Students across Lauderdale County are busy this week putting finishing touches on their entries for the school district’s eighth annual special education art show this weekend.
Fifty-nine students from throughout Lauderdale County schools will participate in the show with their paintings on display at Regency Square Mall from Feb. 1-Feb. 15. Winners will be announced Feb. 16.
A panel of judges will determine the winner, awarding Best of Show to the overall winning piece. There also will be a People’s Choice award, which will be decided by the voting public.
Last year, 650 votes were cast in the People’s Choice category, according to art teacher Sonya Skipworth.

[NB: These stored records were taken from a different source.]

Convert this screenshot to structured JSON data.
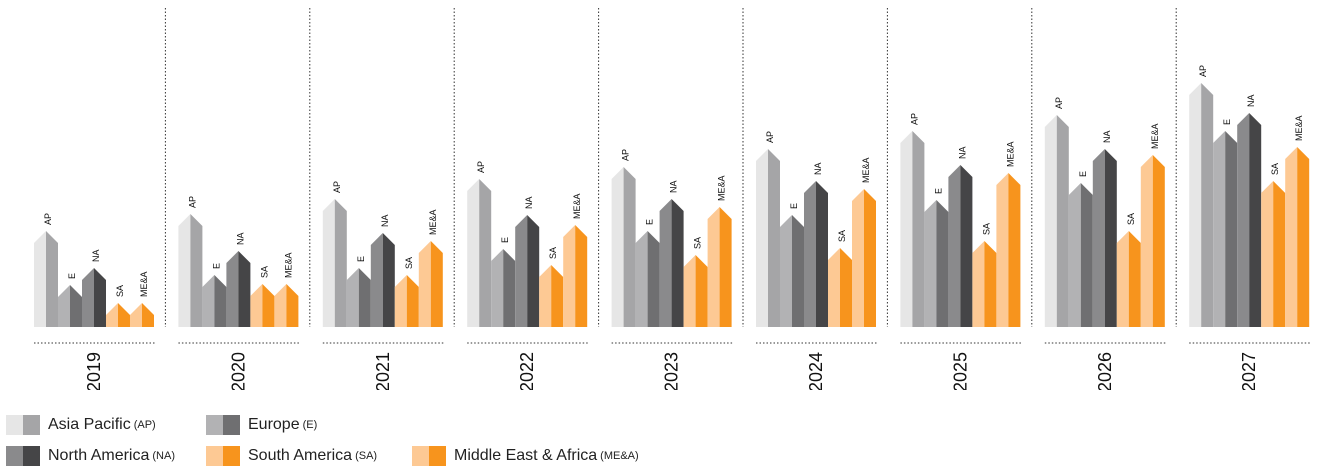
{
  "chart_data": {
    "type": "bar",
    "categories": [
      "2019",
      "2020",
      "2021",
      "2022",
      "2023",
      "2024",
      "2025",
      "2026",
      "2027"
    ],
    "series": [
      {
        "name": "Asia Pacific",
        "abbr": "AP",
        "light": "#e6e6e6",
        "dark": "#a5a5a7",
        "values": [
          84,
          101,
          116,
          136,
          148,
          166,
          184,
          200,
          232
        ]
      },
      {
        "name": "Europe",
        "abbr": "E",
        "light": "#b2b2b4",
        "dark": "#6f6f71",
        "values": [
          30,
          40,
          47,
          66,
          84,
          100,
          115,
          132,
          184
        ]
      },
      {
        "name": "North America",
        "abbr": "NA",
        "light": "#8a8a8c",
        "dark": "#454547",
        "values": [
          47,
          64,
          82,
          100,
          116,
          134,
          150,
          166,
          202
        ]
      },
      {
        "name": "South America",
        "abbr": "SA",
        "light": "#fdc994",
        "dark": "#f7941d",
        "values": [
          12,
          31,
          40,
          50,
          60,
          67,
          74,
          84,
          134
        ]
      },
      {
        "name": "Middle East & Africa",
        "abbr": "ME&A",
        "light": "#fdc994",
        "dark": "#f7941d",
        "values": [
          12,
          31,
          74,
          90,
          108,
          126,
          142,
          160,
          168
        ]
      }
    ],
    "legend": [
      {
        "name": "Asia Pacific",
        "abbr": "(AP)"
      },
      {
        "name": "Europe",
        "abbr": "(E)"
      },
      {
        "name": "North America",
        "abbr": "(NA)"
      },
      {
        "name": "South America",
        "abbr": "(SA)"
      },
      {
        "name": "Middle East & Africa",
        "abbr": "(ME&A)"
      }
    ],
    "legend_position": "bottom-left",
    "grid": false
  }
}
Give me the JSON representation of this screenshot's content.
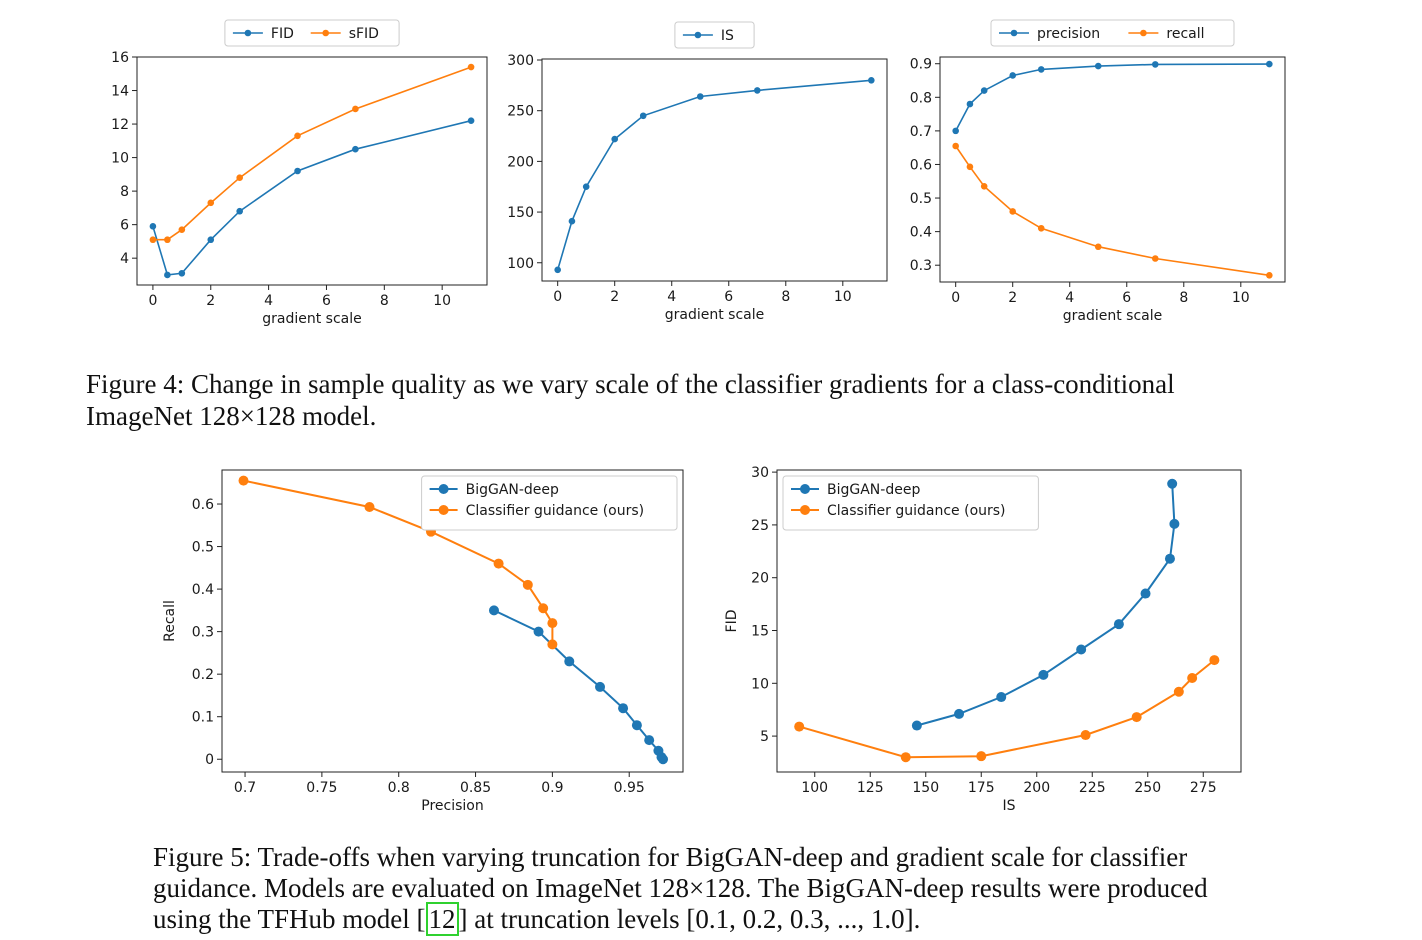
{
  "chart_data": [
    {
      "id": "fig4a",
      "type": "line",
      "xlabel": "gradient scale",
      "ylabel": "",
      "xlim": [
        -0.55,
        11.55
      ],
      "ylim": [
        2.4,
        16.0
      ],
      "xticks": [
        0,
        2,
        4,
        6,
        8,
        10
      ],
      "yticks": [
        4,
        6,
        8,
        10,
        12,
        14,
        16
      ],
      "legend": "top-center",
      "series": [
        {
          "name": "FID",
          "color": "#1f77b4",
          "x": [
            0,
            0.5,
            1,
            2,
            3,
            5,
            7,
            11
          ],
          "y": [
            5.9,
            3.0,
            3.1,
            5.1,
            6.8,
            9.2,
            10.5,
            12.2
          ]
        },
        {
          "name": "sFID",
          "color": "#ff7f0e",
          "x": [
            0,
            0.5,
            1,
            2,
            3,
            5,
            7,
            11
          ],
          "y": [
            5.1,
            5.1,
            5.7,
            7.3,
            8.8,
            11.3,
            12.9,
            15.4
          ]
        }
      ]
    },
    {
      "id": "fig4b",
      "type": "line",
      "xlabel": "gradient scale",
      "ylabel": "",
      "xlim": [
        -0.55,
        11.55
      ],
      "ylim": [
        82,
        301
      ],
      "xticks": [
        0,
        2,
        4,
        6,
        8,
        10
      ],
      "yticks": [
        100,
        150,
        200,
        250,
        300
      ],
      "legend": "top-center",
      "series": [
        {
          "name": "IS",
          "color": "#1f77b4",
          "x": [
            0,
            0.5,
            1,
            2,
            3,
            5,
            7,
            11
          ],
          "y": [
            93,
            141,
            175,
            222,
            245,
            264,
            270,
            280
          ]
        }
      ]
    },
    {
      "id": "fig4c",
      "type": "line",
      "xlabel": "gradient scale",
      "ylabel": "",
      "xlim": [
        -0.55,
        11.55
      ],
      "ylim": [
        0.25,
        0.92
      ],
      "xticks": [
        0,
        2,
        4,
        6,
        8,
        10
      ],
      "yticks": [
        0.3,
        0.4,
        0.5,
        0.6,
        0.7,
        0.8,
        0.9
      ],
      "legend": "top-center",
      "series": [
        {
          "name": "precision",
          "color": "#1f77b4",
          "x": [
            0,
            0.5,
            1,
            2,
            3,
            5,
            7,
            11
          ],
          "y": [
            0.7,
            0.78,
            0.82,
            0.865,
            0.883,
            0.893,
            0.898,
            0.899
          ]
        },
        {
          "name": "recall",
          "color": "#ff7f0e",
          "x": [
            0,
            0.5,
            1,
            2,
            3,
            5,
            7,
            11
          ],
          "y": [
            0.655,
            0.593,
            0.535,
            0.46,
            0.41,
            0.355,
            0.32,
            0.27
          ]
        }
      ]
    },
    {
      "id": "fig5a",
      "type": "line",
      "xlabel": "Precision",
      "ylabel": "Recall",
      "xlim": [
        0.685,
        0.985
      ],
      "ylim": [
        -0.03,
        0.68
      ],
      "xticks": [
        0.7,
        0.75,
        0.8,
        0.85,
        0.9,
        0.95
      ],
      "yticks": [
        0.0,
        0.1,
        0.2,
        0.3,
        0.4,
        0.5,
        0.6
      ],
      "legend": "top-right",
      "series": [
        {
          "name": "BigGAN-deep",
          "color": "#1f77b4",
          "x": [
            0.862,
            0.891,
            0.911,
            0.931,
            0.946,
            0.955,
            0.963,
            0.969,
            0.971,
            0.972
          ],
          "y": [
            0.35,
            0.3,
            0.23,
            0.17,
            0.12,
            0.08,
            0.045,
            0.02,
            0.005,
            0.0
          ]
        },
        {
          "name": "Classifier guidance (ours)",
          "color": "#ff7f0e",
          "x": [
            0.699,
            0.781,
            0.821,
            0.865,
            0.884,
            0.894,
            0.9,
            0.9
          ],
          "y": [
            0.655,
            0.593,
            0.535,
            0.46,
            0.41,
            0.355,
            0.32,
            0.27
          ]
        }
      ]
    },
    {
      "id": "fig5b",
      "type": "line",
      "xlabel": "IS",
      "ylabel": "FID",
      "xlim": [
        83,
        292
      ],
      "ylim": [
        1.6,
        30.2
      ],
      "xticks": [
        100,
        125,
        150,
        175,
        200,
        225,
        250,
        275
      ],
      "yticks": [
        5,
        10,
        15,
        20,
        25,
        30
      ],
      "legend": "top-left",
      "series": [
        {
          "name": "BigGAN-deep",
          "color": "#1f77b4",
          "x": [
            146,
            165,
            184,
            203,
            220,
            237,
            249,
            260,
            262,
            261
          ],
          "y": [
            6.0,
            7.1,
            8.7,
            10.8,
            13.2,
            15.6,
            18.5,
            21.8,
            25.1,
            28.9
          ]
        },
        {
          "name": "Classifier guidance (ours)",
          "color": "#ff7f0e",
          "x": [
            93,
            141,
            175,
            222,
            245,
            264,
            270,
            280
          ],
          "y": [
            5.9,
            3.0,
            3.1,
            5.1,
            6.8,
            9.2,
            10.5,
            12.2
          ]
        }
      ]
    }
  ],
  "captions": {
    "fig4_line1": "Figure 4: Change in sample quality as we vary scale of the classifier gradients for a class-conditional",
    "fig4_line2": "ImageNet 128×128 model.",
    "fig5_line1": "Figure 5:  Trade-offs when varying truncation for BigGAN-deep and gradient scale for classifier",
    "fig5_line2": "guidance. Models are evaluated on ImageNet 128×128. The BigGAN-deep results were produced",
    "fig5_line3_pre": "using the TFHub model [",
    "fig5_line3_cite": "12",
    "fig5_line3_post": "] at truncation levels [0.1, 0.2, 0.3, ..., 1.0]."
  }
}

“This show is about showing the public what we see every day, what these students can do instead of any limitations they may have,” Skipworth said. “The interest in this show has grown phenomenally. And, it’s competitive. These students have worked hard, and they want to win.”
For the past three years, Brooks High School student Evan Threet has won Best of Show.

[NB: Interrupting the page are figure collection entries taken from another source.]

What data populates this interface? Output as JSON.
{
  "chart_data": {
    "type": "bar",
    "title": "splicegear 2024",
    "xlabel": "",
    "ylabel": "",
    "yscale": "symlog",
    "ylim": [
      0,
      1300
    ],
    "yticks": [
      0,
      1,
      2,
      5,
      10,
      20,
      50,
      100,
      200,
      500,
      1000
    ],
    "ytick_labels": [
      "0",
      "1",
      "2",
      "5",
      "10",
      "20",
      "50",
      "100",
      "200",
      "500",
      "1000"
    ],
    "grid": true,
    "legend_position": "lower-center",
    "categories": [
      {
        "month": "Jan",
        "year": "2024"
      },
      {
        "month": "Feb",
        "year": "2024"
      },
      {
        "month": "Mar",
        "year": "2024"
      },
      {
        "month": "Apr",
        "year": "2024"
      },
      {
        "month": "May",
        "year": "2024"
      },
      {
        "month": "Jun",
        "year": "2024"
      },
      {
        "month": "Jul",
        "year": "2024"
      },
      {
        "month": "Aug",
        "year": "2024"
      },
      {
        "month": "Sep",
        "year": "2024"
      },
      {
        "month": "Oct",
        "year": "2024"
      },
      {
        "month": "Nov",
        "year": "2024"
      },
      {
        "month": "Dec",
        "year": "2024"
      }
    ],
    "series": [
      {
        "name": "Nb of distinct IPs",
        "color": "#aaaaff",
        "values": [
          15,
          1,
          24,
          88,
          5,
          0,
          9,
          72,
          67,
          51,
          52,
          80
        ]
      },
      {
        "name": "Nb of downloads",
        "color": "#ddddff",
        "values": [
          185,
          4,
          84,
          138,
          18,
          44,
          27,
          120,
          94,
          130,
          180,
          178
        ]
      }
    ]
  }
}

This year, Tim “Tater” Scott is out to take the title with his landscape painting of a tree-lined lake with nature’s reflections on the water. In the corner of the painting is a University of Alabama trademark “A,” reflective of Scott’s passion for the school’s athletics.

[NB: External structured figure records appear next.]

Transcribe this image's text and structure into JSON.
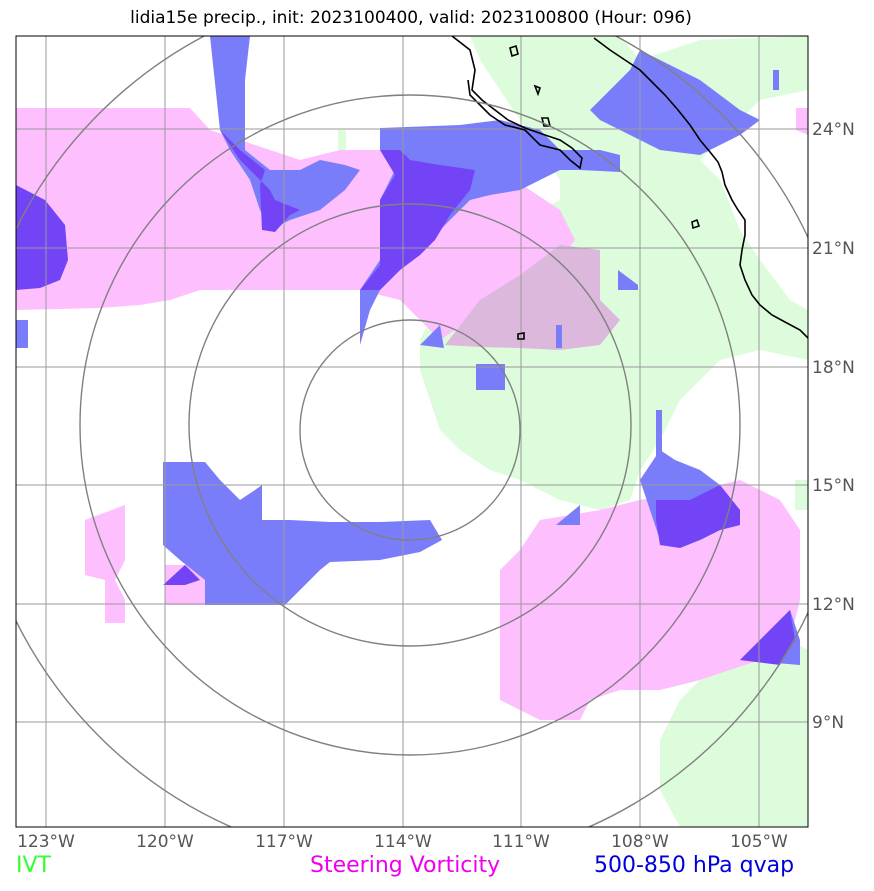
{
  "title": "lidia15e precip., init: 2023100400, valid: 2023100800 (Hour: 096)",
  "map": {
    "lon_ticks": [
      "123°W",
      "120°W",
      "117°W",
      "114°W",
      "111°W",
      "108°W",
      "105°W"
    ],
    "lat_ticks": [
      "24°N",
      "21°N",
      "18°N",
      "15°N",
      "12°N",
      "9°N"
    ],
    "range_rings": 4,
    "grid": true
  },
  "legend": {
    "ivt": {
      "label": "IVT",
      "color": "#33ff33"
    },
    "vorticity": {
      "label": "Steering Vorticity",
      "color": "#ee00ee"
    },
    "qvap": {
      "label": "500-850 hPa qvap",
      "color": "#0000dd"
    }
  },
  "colors": {
    "ivt_fill": "#dcfcdc",
    "vort_fill": "#fdbffd",
    "qvap_fill": "#7a7dfa",
    "qvap_strong": "#7244f5",
    "overlap": "#dcb8dc",
    "grid": "#9a9a9a",
    "ring": "#808080"
  }
}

“I was second last year, and I don’t want to be second again,” Scott said. “I took a picture off my cellphone and painted it.”
Scott said he enjoys art and has worked on his painting since the fall. Also an athlete, Scott said he can’t help but be competitive, even with his art.
“I want to win first place and stay there until I graduate,” he said.
His 11 classmates also have been working on their paintings since mid-October. Michaela Pruitt painted a skyscraper in a line of buildings. A music lover, she said a song about a skyscraper inspired her painting.
“I got a first place ribbon last year,” Pruitt said. “I really like this painting. It may win.”
Student Austin Dodd painted geometric shapes in crimson and gray with an Alabama “A” inside one of the shapes.
“We were supposed to paint what we love, and I love Alabama,” Dodd said.
Leanna Rhodes, Wilson’s special education teacher, said her students have taken their art projects seriously, looking forward to showcasing their talents, especially Scott.
“He’s a leader in my class, always reliable and responsible,” Rhodes said. “He has made sure that everyone has stayed on track with their art projects since they started in the fall. It’s an exciting time for these students.”
Skipworth said the show has grown not only in size, but in importance.
“This has really opened doors for these students, and it has become a much-anticipated yearly event,” she said. “To see their work is really heartwarming. When you realize the kind of time and effort they put into their paintings, it really puts life in perspective.”